Every evening, my uncle came by for dinner, which meant some kind of soup and a big green salad, because my aunt didn’t believe in stuffing the body at night. Uncle Lawrence would sit with Aunt Diane on the couch, though when he tried to get her to go down to the basement with him—because he had something very important he wanted to talk about with her—she pushed his shoulder impatiently. She asked him couldn’t he control himself for a few days? Did everything have to be about him and his needs?

I didn’t sleep well while Mama was away, waking in the dark. The long-haired lady from my dreams was back. She took my hand and led me to a small clearing surrounded by trees, where she pointed to a grassy spot. I sat beside her. Unlike years past, I couldn’t see her face, though, and she no longer urged me to make water. We only sat together on the grass.

Every night at nine, Mama called to tell me she and Lydia were fine, though she couldn’t put my sister on the phone. After a minute or two, she would tell me she didn’t want to run up the bill, so she wouldn’t hold me, but she loved me and please be good for my aunt. Don’t cause any trouble. When Mama hung up the phone, I’d call Coco’s dorm room at Yale, uncaring of long-distance charges.

“So what the fuck is going on?” Coco asked. “She still hasn’t told you? Daddy neither?”

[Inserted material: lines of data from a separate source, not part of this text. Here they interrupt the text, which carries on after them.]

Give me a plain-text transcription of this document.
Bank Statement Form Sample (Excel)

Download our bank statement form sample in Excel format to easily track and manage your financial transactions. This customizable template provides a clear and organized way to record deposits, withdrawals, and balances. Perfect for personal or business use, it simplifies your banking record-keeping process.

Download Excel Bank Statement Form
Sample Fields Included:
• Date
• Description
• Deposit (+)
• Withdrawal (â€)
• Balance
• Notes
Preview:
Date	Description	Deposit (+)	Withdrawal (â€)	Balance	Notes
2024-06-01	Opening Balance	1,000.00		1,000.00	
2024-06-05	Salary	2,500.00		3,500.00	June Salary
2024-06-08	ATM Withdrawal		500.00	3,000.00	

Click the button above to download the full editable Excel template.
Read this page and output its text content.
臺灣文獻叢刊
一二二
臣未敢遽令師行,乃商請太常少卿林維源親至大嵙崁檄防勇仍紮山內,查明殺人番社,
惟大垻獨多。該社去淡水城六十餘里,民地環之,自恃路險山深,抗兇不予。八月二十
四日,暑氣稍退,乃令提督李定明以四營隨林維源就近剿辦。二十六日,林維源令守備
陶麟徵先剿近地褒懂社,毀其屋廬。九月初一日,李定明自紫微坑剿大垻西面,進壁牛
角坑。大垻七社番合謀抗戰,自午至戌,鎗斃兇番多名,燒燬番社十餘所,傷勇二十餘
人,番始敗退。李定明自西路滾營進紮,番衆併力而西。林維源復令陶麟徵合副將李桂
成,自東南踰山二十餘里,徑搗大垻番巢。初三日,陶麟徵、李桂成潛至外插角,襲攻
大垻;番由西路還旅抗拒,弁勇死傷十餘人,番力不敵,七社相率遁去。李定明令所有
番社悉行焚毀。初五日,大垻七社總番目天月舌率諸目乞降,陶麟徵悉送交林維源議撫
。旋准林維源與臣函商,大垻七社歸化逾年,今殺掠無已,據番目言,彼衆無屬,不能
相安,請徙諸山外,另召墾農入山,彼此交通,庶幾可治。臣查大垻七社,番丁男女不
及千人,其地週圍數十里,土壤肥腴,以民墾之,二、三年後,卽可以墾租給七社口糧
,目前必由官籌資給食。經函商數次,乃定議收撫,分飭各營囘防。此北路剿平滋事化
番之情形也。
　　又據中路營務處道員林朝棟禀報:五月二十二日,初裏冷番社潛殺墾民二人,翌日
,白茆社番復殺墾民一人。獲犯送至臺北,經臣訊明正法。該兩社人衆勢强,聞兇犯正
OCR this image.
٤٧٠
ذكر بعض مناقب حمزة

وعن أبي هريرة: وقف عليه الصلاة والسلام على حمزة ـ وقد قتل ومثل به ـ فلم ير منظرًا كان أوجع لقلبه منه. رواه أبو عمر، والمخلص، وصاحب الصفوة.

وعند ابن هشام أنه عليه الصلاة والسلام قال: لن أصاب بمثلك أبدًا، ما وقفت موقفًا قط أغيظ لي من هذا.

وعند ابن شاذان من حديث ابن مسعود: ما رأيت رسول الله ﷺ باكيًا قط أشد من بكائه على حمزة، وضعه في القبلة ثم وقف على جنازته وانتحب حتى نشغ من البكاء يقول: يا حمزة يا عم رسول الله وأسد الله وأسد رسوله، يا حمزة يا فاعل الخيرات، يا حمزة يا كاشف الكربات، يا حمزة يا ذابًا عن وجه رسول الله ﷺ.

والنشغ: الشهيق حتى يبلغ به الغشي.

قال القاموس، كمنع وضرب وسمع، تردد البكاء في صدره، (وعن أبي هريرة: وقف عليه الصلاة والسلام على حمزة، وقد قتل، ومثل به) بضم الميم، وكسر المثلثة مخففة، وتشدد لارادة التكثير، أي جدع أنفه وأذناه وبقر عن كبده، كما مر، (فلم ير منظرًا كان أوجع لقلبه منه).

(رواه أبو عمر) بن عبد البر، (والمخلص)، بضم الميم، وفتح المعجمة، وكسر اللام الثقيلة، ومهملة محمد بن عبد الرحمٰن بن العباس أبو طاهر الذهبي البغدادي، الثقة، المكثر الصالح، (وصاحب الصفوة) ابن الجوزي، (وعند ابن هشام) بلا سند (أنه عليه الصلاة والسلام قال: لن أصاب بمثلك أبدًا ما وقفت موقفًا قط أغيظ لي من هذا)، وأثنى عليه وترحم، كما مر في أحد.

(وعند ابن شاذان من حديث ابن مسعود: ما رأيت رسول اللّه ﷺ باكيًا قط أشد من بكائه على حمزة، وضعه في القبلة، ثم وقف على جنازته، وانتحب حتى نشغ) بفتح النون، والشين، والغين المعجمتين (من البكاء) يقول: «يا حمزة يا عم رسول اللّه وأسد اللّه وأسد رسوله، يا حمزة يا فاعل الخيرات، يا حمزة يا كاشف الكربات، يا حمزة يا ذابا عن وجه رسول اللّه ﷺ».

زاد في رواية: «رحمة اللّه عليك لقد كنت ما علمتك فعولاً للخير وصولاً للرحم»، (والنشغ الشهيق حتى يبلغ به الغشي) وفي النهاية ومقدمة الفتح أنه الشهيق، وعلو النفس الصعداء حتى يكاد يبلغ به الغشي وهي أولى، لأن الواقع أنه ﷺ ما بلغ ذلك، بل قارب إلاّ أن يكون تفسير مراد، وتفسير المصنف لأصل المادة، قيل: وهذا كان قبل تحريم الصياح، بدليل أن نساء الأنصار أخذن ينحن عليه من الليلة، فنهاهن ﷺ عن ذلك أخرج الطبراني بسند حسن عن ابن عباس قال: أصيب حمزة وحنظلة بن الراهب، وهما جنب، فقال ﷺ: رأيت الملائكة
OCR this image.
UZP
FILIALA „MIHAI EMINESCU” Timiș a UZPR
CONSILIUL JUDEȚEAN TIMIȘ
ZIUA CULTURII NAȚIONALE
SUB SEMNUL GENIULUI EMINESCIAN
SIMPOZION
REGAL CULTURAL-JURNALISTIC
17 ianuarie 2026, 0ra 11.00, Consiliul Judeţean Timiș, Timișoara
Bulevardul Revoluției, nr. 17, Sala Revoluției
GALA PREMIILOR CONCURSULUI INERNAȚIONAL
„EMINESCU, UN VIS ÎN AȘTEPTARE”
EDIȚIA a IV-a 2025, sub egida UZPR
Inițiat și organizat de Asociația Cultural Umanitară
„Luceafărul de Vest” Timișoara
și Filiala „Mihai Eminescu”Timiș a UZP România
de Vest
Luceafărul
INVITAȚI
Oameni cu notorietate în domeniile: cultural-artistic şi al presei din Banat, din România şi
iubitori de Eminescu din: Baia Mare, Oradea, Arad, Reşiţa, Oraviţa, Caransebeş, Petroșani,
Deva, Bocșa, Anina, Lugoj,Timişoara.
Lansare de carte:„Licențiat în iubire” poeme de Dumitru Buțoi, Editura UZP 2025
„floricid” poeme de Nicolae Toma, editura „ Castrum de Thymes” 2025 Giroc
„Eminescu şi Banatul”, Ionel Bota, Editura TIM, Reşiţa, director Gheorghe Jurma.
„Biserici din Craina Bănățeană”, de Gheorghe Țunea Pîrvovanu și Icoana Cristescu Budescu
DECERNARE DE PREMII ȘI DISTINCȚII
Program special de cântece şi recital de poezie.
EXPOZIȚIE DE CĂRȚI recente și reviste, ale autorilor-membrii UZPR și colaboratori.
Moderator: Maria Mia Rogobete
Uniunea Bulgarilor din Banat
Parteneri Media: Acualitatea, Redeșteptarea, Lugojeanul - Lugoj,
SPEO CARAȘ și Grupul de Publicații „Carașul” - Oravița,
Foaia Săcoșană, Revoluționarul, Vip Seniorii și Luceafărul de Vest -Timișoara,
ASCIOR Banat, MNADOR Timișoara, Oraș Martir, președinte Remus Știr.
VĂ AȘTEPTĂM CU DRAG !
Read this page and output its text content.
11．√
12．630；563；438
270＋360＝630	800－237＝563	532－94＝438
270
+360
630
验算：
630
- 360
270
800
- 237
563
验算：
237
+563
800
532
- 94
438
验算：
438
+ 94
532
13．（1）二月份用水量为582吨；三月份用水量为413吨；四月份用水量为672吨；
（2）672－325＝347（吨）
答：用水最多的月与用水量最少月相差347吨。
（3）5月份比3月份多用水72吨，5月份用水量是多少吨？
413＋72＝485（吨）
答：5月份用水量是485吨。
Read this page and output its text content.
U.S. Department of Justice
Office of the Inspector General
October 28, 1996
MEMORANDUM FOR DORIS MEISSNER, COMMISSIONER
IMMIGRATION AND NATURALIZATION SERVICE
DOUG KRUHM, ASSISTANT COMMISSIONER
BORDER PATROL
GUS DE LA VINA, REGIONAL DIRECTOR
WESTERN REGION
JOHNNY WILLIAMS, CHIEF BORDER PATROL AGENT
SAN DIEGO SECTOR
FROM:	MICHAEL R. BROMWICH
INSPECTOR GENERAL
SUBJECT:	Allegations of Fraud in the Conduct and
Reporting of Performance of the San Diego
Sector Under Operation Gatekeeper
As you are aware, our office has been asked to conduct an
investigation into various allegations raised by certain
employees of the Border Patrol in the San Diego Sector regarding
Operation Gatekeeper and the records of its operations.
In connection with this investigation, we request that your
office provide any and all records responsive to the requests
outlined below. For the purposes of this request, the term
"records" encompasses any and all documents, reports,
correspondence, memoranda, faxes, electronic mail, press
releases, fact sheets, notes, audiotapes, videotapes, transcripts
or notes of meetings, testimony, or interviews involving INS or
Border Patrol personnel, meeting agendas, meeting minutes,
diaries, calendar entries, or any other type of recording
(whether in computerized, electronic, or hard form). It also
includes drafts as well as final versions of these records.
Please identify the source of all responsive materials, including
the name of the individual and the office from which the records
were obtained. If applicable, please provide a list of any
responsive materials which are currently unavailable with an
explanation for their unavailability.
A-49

“Uh-uh,” I said. “I barely see him, and every time she calls, she just says she’s all right, Lydia’s all right. That’s it.”

“This is some certified bullshit. Did you ask Auntie what’s going on?”

“Like she’d ever tell me, if Mama won’t. All she does is give me pancakes or muffins.”

“At least you get a good breakfast. I know you hungry from all that soup and salad.”

“Well, Auntie is a white lady, so she can’t make collard greens.”

“You better not let Auntie hear she’s white. She thinks she’s an honorary sister.”

We laughed, and then Coco turned serious again. “Shit. I knew that dude was some fucking trouble when I saw him.”

“How’d you know?”

“I had a dream about him.”

“You sound like Mama.”

“It is what it is. Okay, let me go. I gotta test tomorrow.”

It was an early Sunday afternoon in May when my mother returned. Outside, the chill in the morning air finally was gone and the rosebushes in our tiny front yard were no longer sullen and bare but budding into promise. My aunt and I sat on the couch in the living room, watching Meet the Press. Malcolm sat in the armchair, holding his sleeping sister on his lap. She was napping too late, which meant she’d be up all night looking to play and acting ugly when her mother insisted it was bedtime.

The key jiggled in the front door, and my mother stepped inside. Seconds later, Lydia followed. Mama’s greeting was casual, as if she hadn’t been gone for two months, but everyone else in the room cried their surprise. The noise woke Veronica, who began to clap her hands and laugh. I rushed to the foyer, hugging my big sister. When I put my arms around her, she was so skinny her bones dug into me.

I craned my neck, looking into the foyer.

“Where’s Dante? Did he not come with y’all?”

Neither of them answered, and when I asked my question again, Mama told me act civilized and let folks get in the door. Don’t be bum-rushing. They’d just come off the road and she had to call our people. They needed to know my sister and she had arrived safely, and then she had to call my father.

She squeezed my aunt around the waist.

“Diane, you can call your man first, though.”